More Hidden Implications: Subscriptions, Hair, and Navigation

Continuing our discussion on hidden implications from here and here, here are three more musings on hidden implications from recent news:

  • Discount Entertainment. The Verge had an interesting article on Moviepass,  a service that provides flat rate discount movie tickets that has theatres scared, because it undercuts their discounting. Why are theatres scared? Two reasons. First, it changes the value customers put on tickets. Further, as it pays theatres full price, there is the risk it will go up: taking its cheap consumers with it.  This isn’t just a problem for the movies. I’ve seen live theatre bemoaning discounters such as Goldstar or the tix booths, as they train consumers to expect discounts — and they won’t pay retail again. If they can’t get the ticket at a discount, why go? I know I’ve done that sometimes. Ticketing services want customers to pay full price, even if that price is a lowered price in a less desirable seat.
  • Body Hair. There’s an interesting article in the Atlantic on the war on women’s body hair. The premise is that the cult of hair removal is a form of gendered social control. It imposes extra costs (both monetary and time) on women just to comply with societal convention (and don’t even think about the implications of … shall we say Brazilian removal … on the subject of sexual harassment and desires for young women).  Here’s what the article says, “Hair removal, at its core, is a form of gendered social control. It’s not a coincidence that the pressure for women to modify their body hair has risen in tandem with their liberties, Herzig argues. She writes that the effect of this hairlessness norm is to “produce feelings of inadequacy and vulnerability, the sense that women’s bodies are problematic the way they naturally are.””

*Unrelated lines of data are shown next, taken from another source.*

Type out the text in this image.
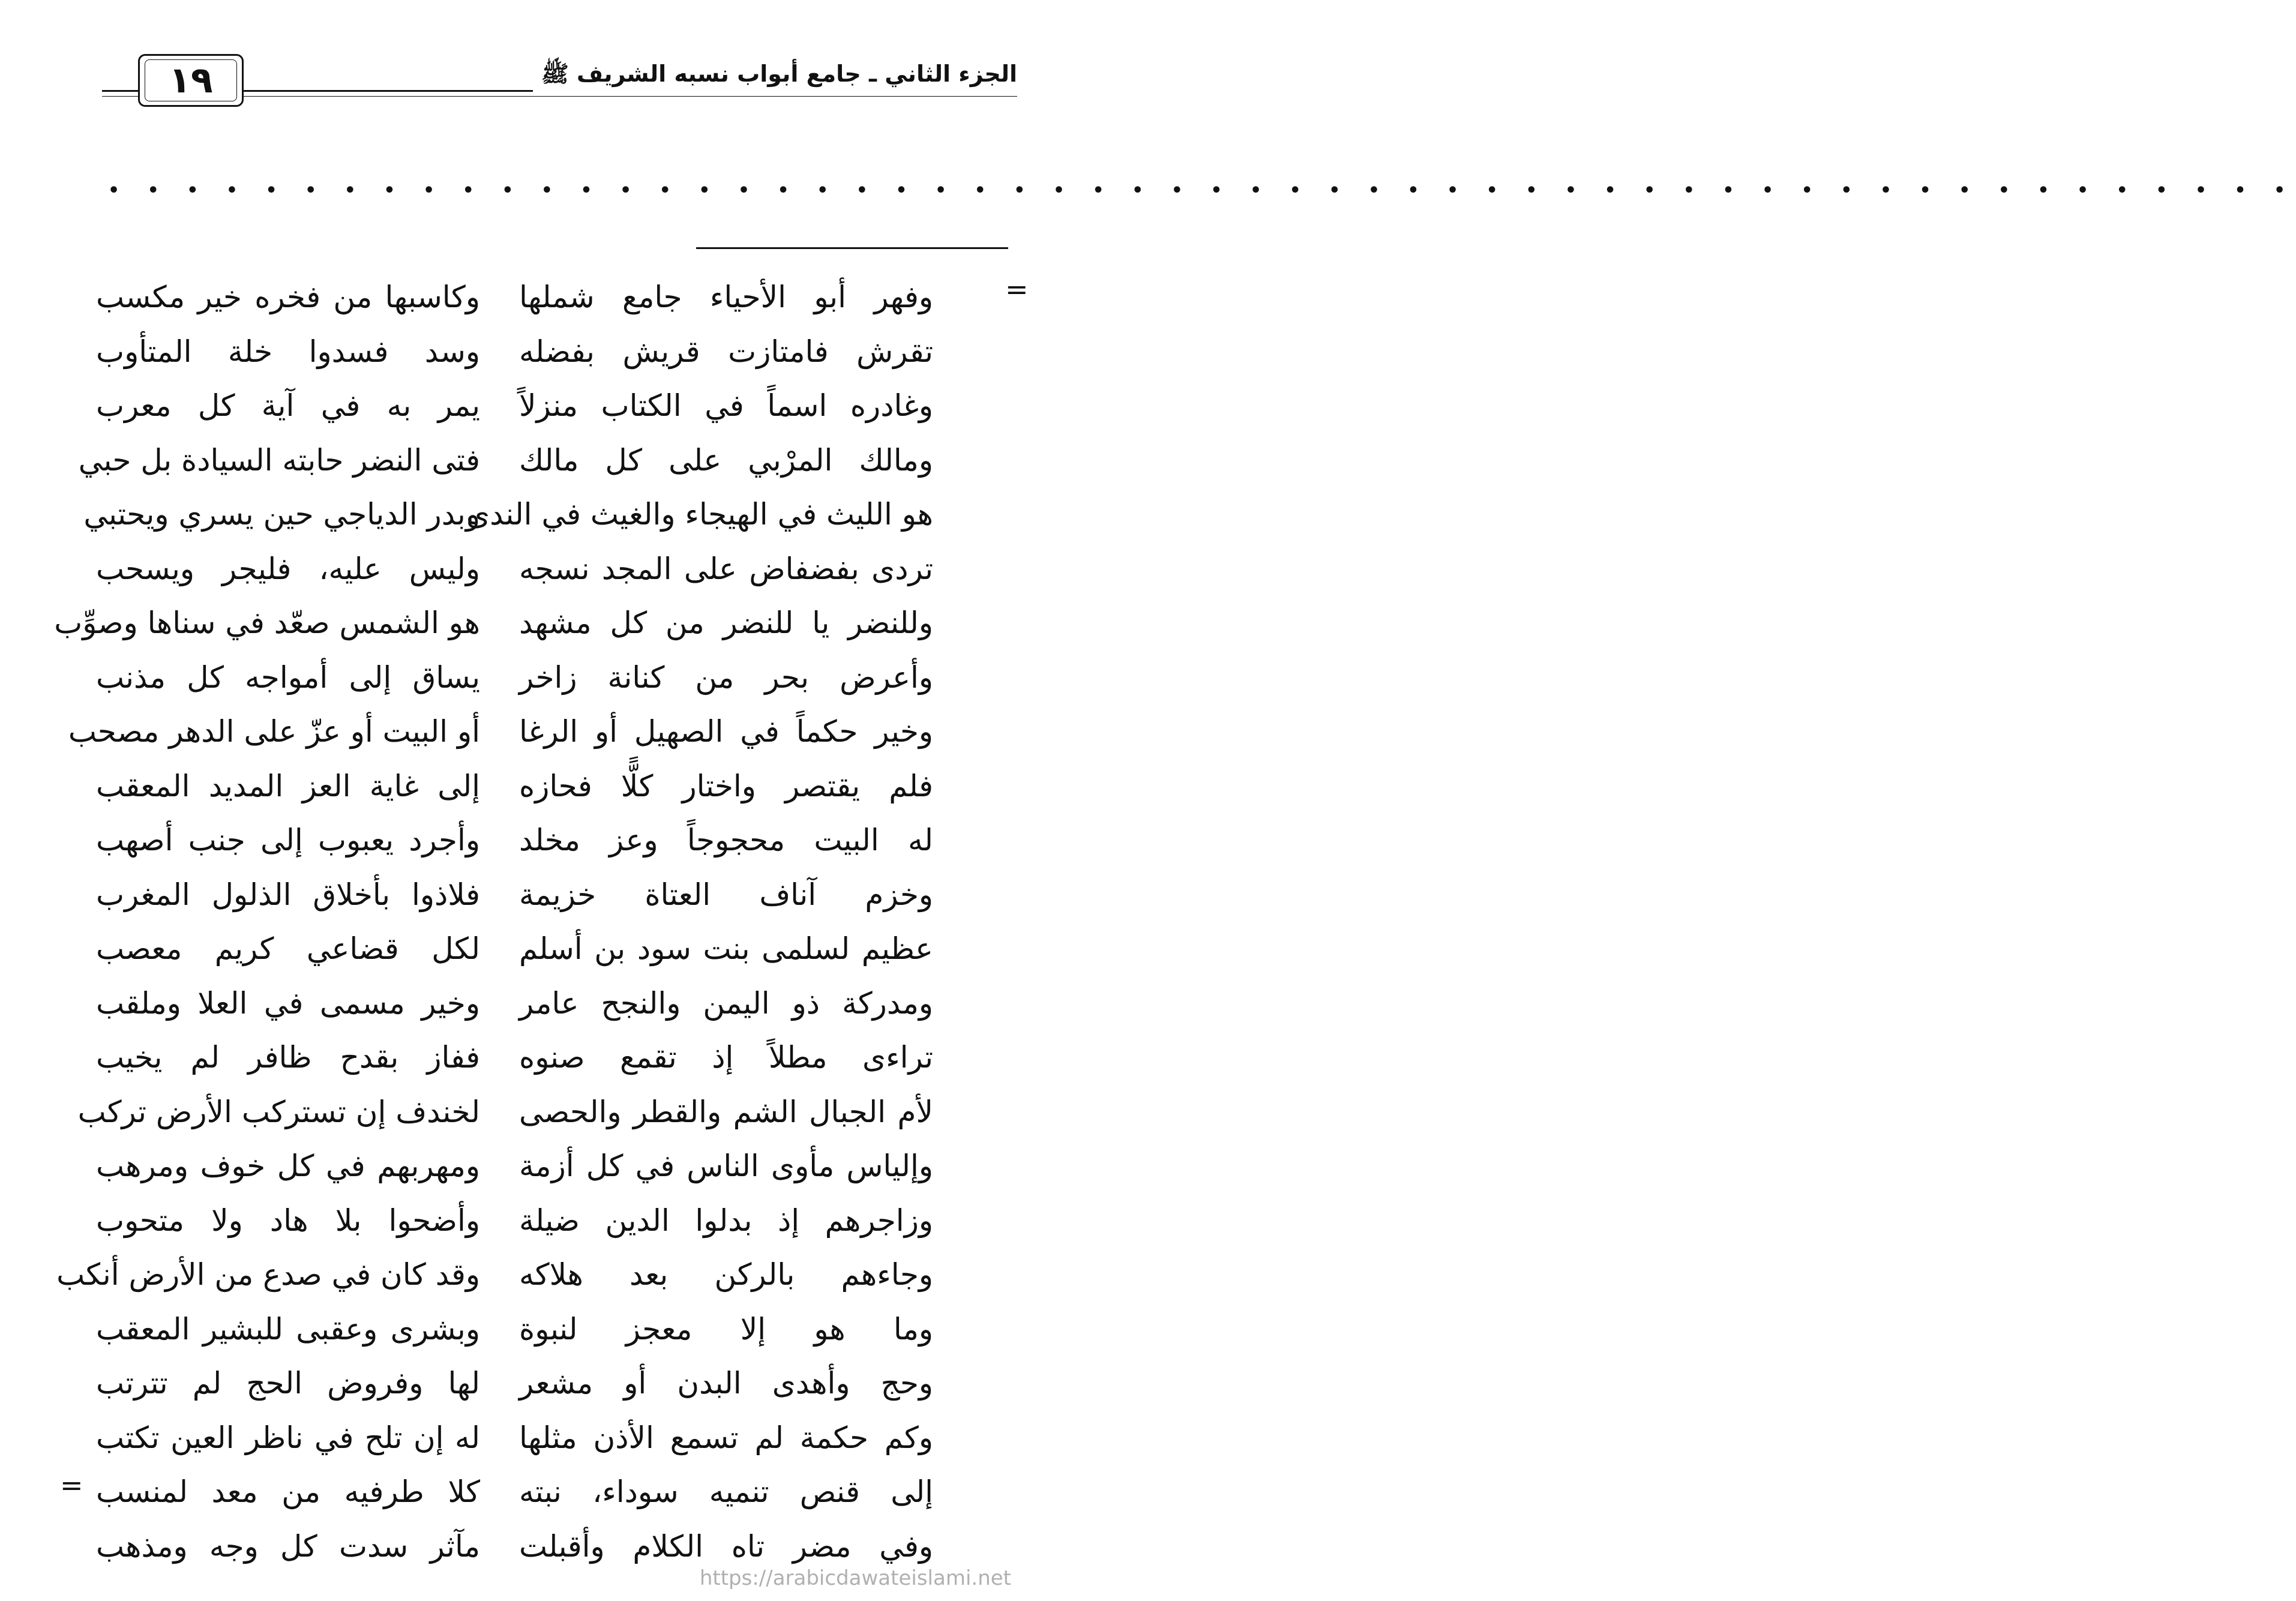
١٩	الجزء الثاني ـ جامع أبواب نسبه الشريف ﷺ
• • • • • • • • • • • • • • • • • • • • • • • • • • • • • • • • • • • • • • • • • • • • • • • • • • • • • • • •
=
=
وفهر أبو الأحياء جامع شملها
تقرش فامتازت قريش بفضله
وغادره اسماً في الكتاب منزلاً
ومالك المرْبي على كل مالك
هو الليث في الهيجاء والغيث في الندى
تردى بفضفاض على المجد نسجه
وللنضر يا للنضر من كل مشهد
وأعرض بحر من كنانة زاخر
وخير حكماً في الصهيل أو الرغا
فلم يقتصر واختار كلًّا فحازه
له البيت محجوجاً وعز مخلد
وخزم آناف العتاة خزيمة
عظيم لسلمى بنت سود بن أسلم
ومدركة ذو اليمن والنجح عامر
تراءى مطلاً إذ تقمع صنوه
لأم الجبال الشم والقطر والحصى
وإلياس مأوى الناس في كل أزمة
وزاجرهم إذ بدلوا الدين ضيلة
وجاءهم بالركن بعد هلاكه
وما هو إلا معجز لنبوة
وحج وأهدى البدن أو مشعر
وكم حكمة لم تسمع الأذن مثلها
إلى قنص تنميه سوداء، نبته
وفي مضر تاه الكلام وأقبلت
وكاسبها من فخره خير مكسب
وسد فسدوا خلة المتأوب
يمر به في آية كل معرب
فتى النضر حابته السيادة بل حبي
وبدر الدياجي حين يسري ويحتبي
وليس عليه، فليجر ويسحب
هو الشمس صعّد في سناها وصوِّب
يساق إلى أمواجه كل مذنب
أو البيت أو عزّ على الدهر مصحب
إلى غاية العز المديد المعقب
وأجرد يعبوب إلى جنب أصهب
فلاذوا بأخلاق الذلول المغرب
لكل قضاعي كريم معصب
وخير مسمى في العلا وملقب
ففاز بقدح ظافر لم يخيب
لخندف إن تستركب الأرض تركب
ومهربهم في كل خوف ومرهب
وأضحوا بلا هاد ولا متحوب
وقد كان في صدع من الأرض أنكب
وبشرى وعقبى للبشير المعقب
لها وفروض الحج لم تترتب
له إن تلح في ناظر العين تكتب
كلا طرفيه من معد لمنسب
مآثر سدت كل وجه ومذهب
https://arabicdawateislami.net
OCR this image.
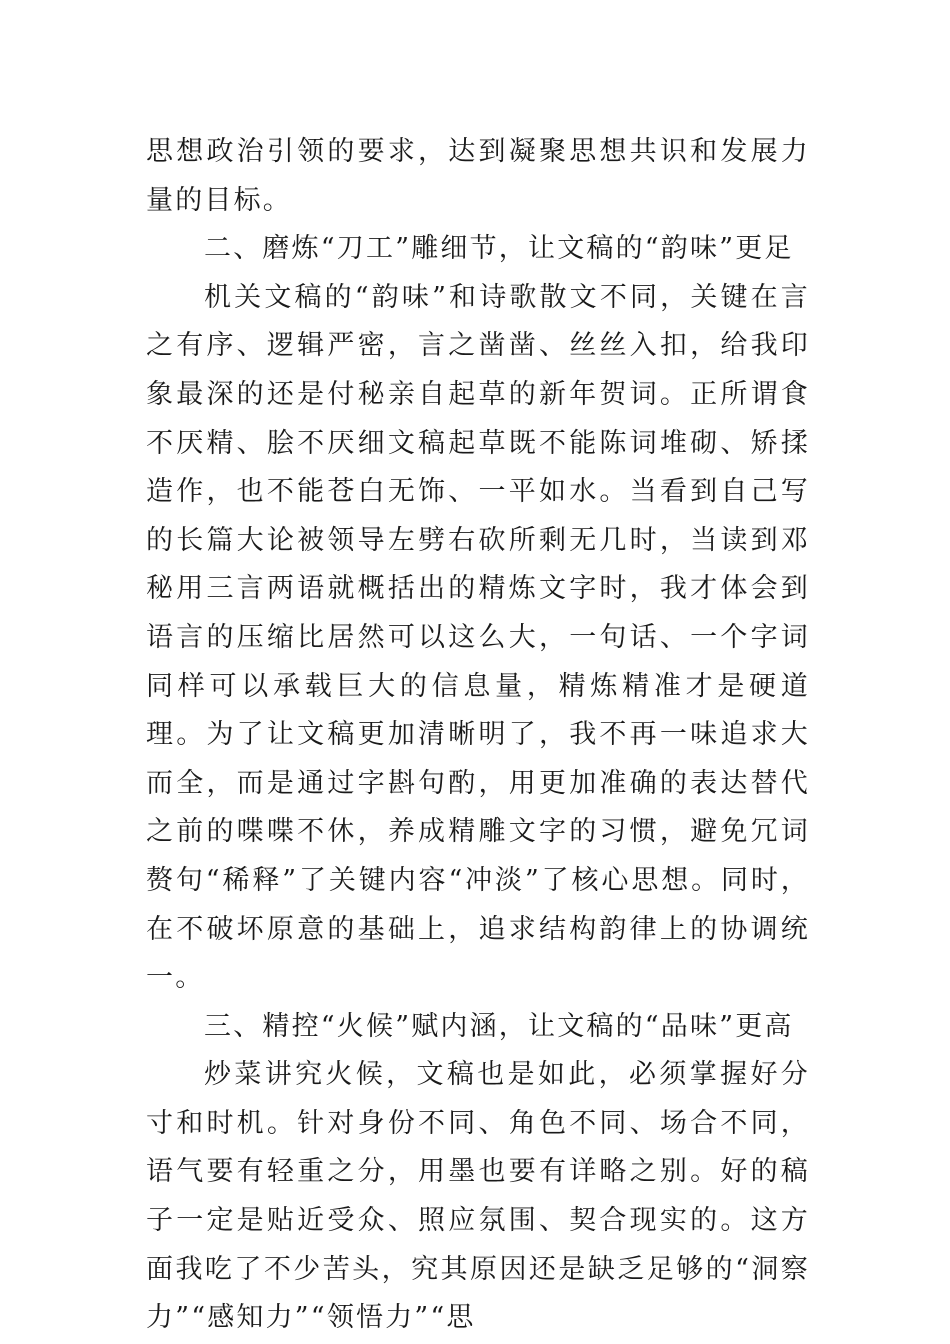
思想政治引领的要求，达到凝聚思想共识和发展力量的目标。

二、磨炼“刀工”雕细节，让文稿的“韵味”更足

机关文稿的“韵味”和诗歌散文不同，关键在言之有序、逻辑严密，言之凿凿、丝丝入扣，给我印象最深的还是付秘亲自起草的新年贺词。正所谓食不厌精、脍不厌细文稿起草既不能陈词堆砌、矫揉造作，也不能苍白无饰、一平如水。当看到自己写的长篇大论被领导左劈右砍所剩无几时，当读到邓秘用三言两语就概括出的精炼文字时，我才体会到语言的压缩比居然可以这么大，一句话、一个字词同样可以承载巨大的信息量，精炼精准才是硬道理。为了让文稿更加清晰明了，我不再一味追求大而全，而是通过字斟句酌，用更加准确的表达替代之前的喋喋不休，养成精雕文字的习惯，避免冗词赘句“稀释”了关键内容“冲淡”了核心思想。同时，在不破坏原意的基础上，追求结构韵律上的协调统一。

三、精控“火候”赋内涵，让文稿的“品味”更高

炒菜讲究火候，文稿也是如此，必须掌握好分寸和时机。针对身份不同、角色不同、场合不同，语气要有轻重之分，用墨也要有详略之别。好的稿子一定是贴近受众、照应氛围、契合现实的。这方面我吃了不少苦头，究其原因还是缺乏足够的“洞察力”“感知力”“领悟力”“思
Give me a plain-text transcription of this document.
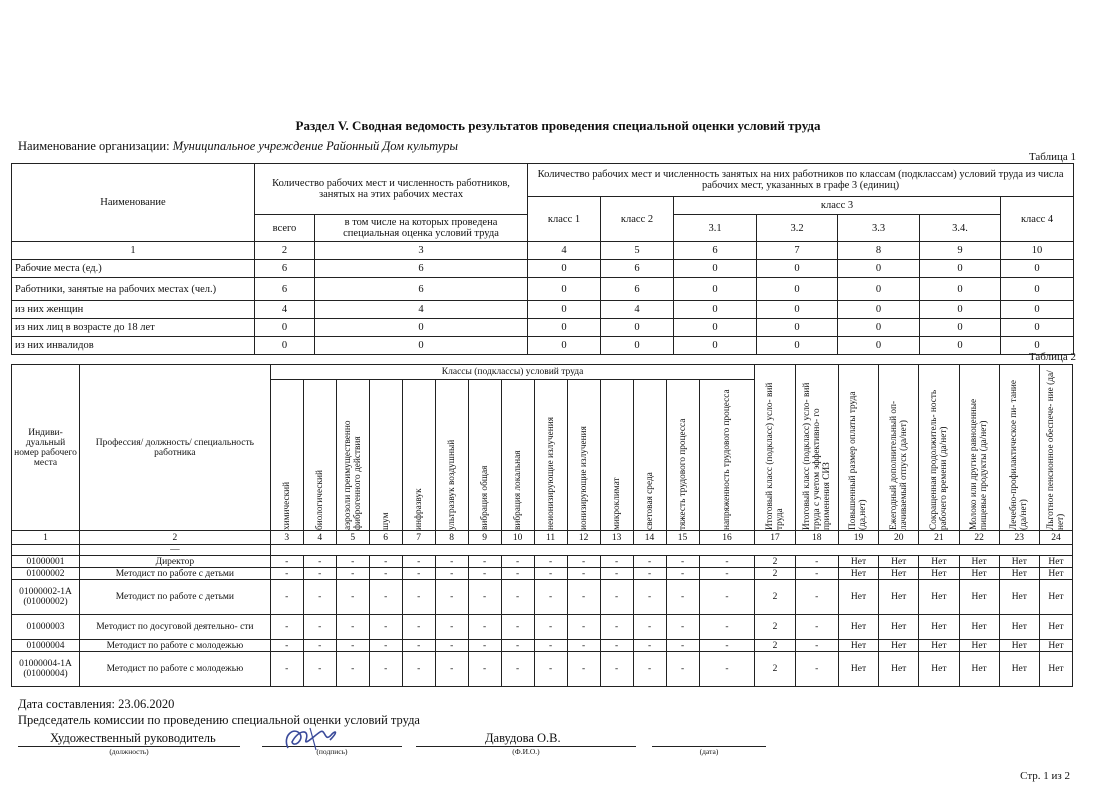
Раздел V. Сводная ведомость результатов проведения специальной оценки условий труда
Наименование организации: Муниципальное учреждение Районный Дом культуры
Таблица 1
Наименование	Количество рабочих мест и численность работников, занятых на этих рабочих местах		Количество рабочих мест и численность занятых на них работников по классам (подклассам) условий труда из числа рабочих мест, указанных в графе 3 (единиц)						
			класс 1	класс 2	класс 3				класс 4
	всего	в том числе на которых проведена специальная оценка условий труда			3.1	3.2	3.3	3.4.	
1	2	3	4	5	6	7	8	9	10
Рабочие места (ед.)	6	6	0	6	0	0	0	0	0
Работники, занятые на рабочих местах (чел.)	6	6	0	6	0	0	0	0	0
из них женщин	4	4	0	4	0	0	0	0	0
из них лиц в возрасте до 18 лет	0	0	0	0	0	0	0	0	0
из них инвалидов	0	0	0	0	0	0	0	0	0
Таблица 2
Индиви- дуальный номер рабочего места	Профессия/ должность/ специальность работника	Классы (подклассы) условий труда														Итоговый класс (подкласс) усло- вий труда	Итоговый класс (подкласс) усло- вий труда с учетом эффективно- го применения СИЗ	Повышенный размер оплаты труда (да,нет)	Ежегодный дополнительный оп- лачиваемый отпуск (да/нет)	Сокращенная продолжитель- ность рабочего времени (да/нет)	Молоко или другие равноценные пищевые продукты (да/нет)	Лечебно-профилактическое пи- тание (да/нет)	Льготное пенсионное обеспече- ние (да/нет)

		химический	биологический	аэрозоли преимущественно фиброгенного действия	шум	инфразвук	ультразвук воздушный	вибрация общая	вибрация локальная	неионизирующие излучения	ионизирующие излучения	микроклимат	световая среда	тяжесть трудового процесса	напряженность трудового процесса								

1	2	3	4	5	6	7	8	9	10	11	12	13	14	15	16	17	18	19	20	21	22	23	24
	—																						
01000001	Директор	-	-	-	-	-	-	-	-	-	-	-	-	-	-	2	-	Нет	Нет	Нет	Нет	Нет	Нет
01000002	Методист по работе с детьми	-	-	-	-	-	-	-	-	-	-	-	-	-	-	2	-	Нет	Нет	Нет	Нет	Нет	Нет
01000002-1А (01000002)	Методист по работе с детьми	-	-	-	-	-	-	-	-	-	-	-	-	-	-	2	-	Нет	Нет	Нет	Нет	Нет	Нет
01000003	Методист по досуговой деятельно- сти	-	-	-	-	-	-	-	-	-	-	-	-	-	-	2	-	Нет	Нет	Нет	Нет	Нет	Нет
01000004	Методист по работе с молодежью	-	-	-	-	-	-	-	-	-	-	-	-	-	-	2	-	Нет	Нет	Нет	Нет	Нет	Нет
01000004-1А (01000004)	Методист по работе с молодежью	-	-	-	-	-	-	-	-	-	-	-	-	-	-	2	-	Нет	Нет	Нет	Нет	Нет	Нет
Дата составления: 23.06.2020
Председатель комиссии по проведению специальной оценки условий труда
Художественный руководитель	Давудова О.В.
(должность)	(подпись)	(Ф.И.О.)	(дата)
Стр. 1 из 2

  • Traffic. Google Maps and Waze have been bad news for local communities. Sure, they get YOU where you are going faster, but at what cost? They have increased traffic in communities that weren’t planned for such traffic. Measures instituted in response — from traffic calming to reporting false accidents to …. — just make it worse for the local residents. Is this just a growing example of the self-obsession of society: I’ll do what’s best for me and my prosperity, and to hell with anyone else?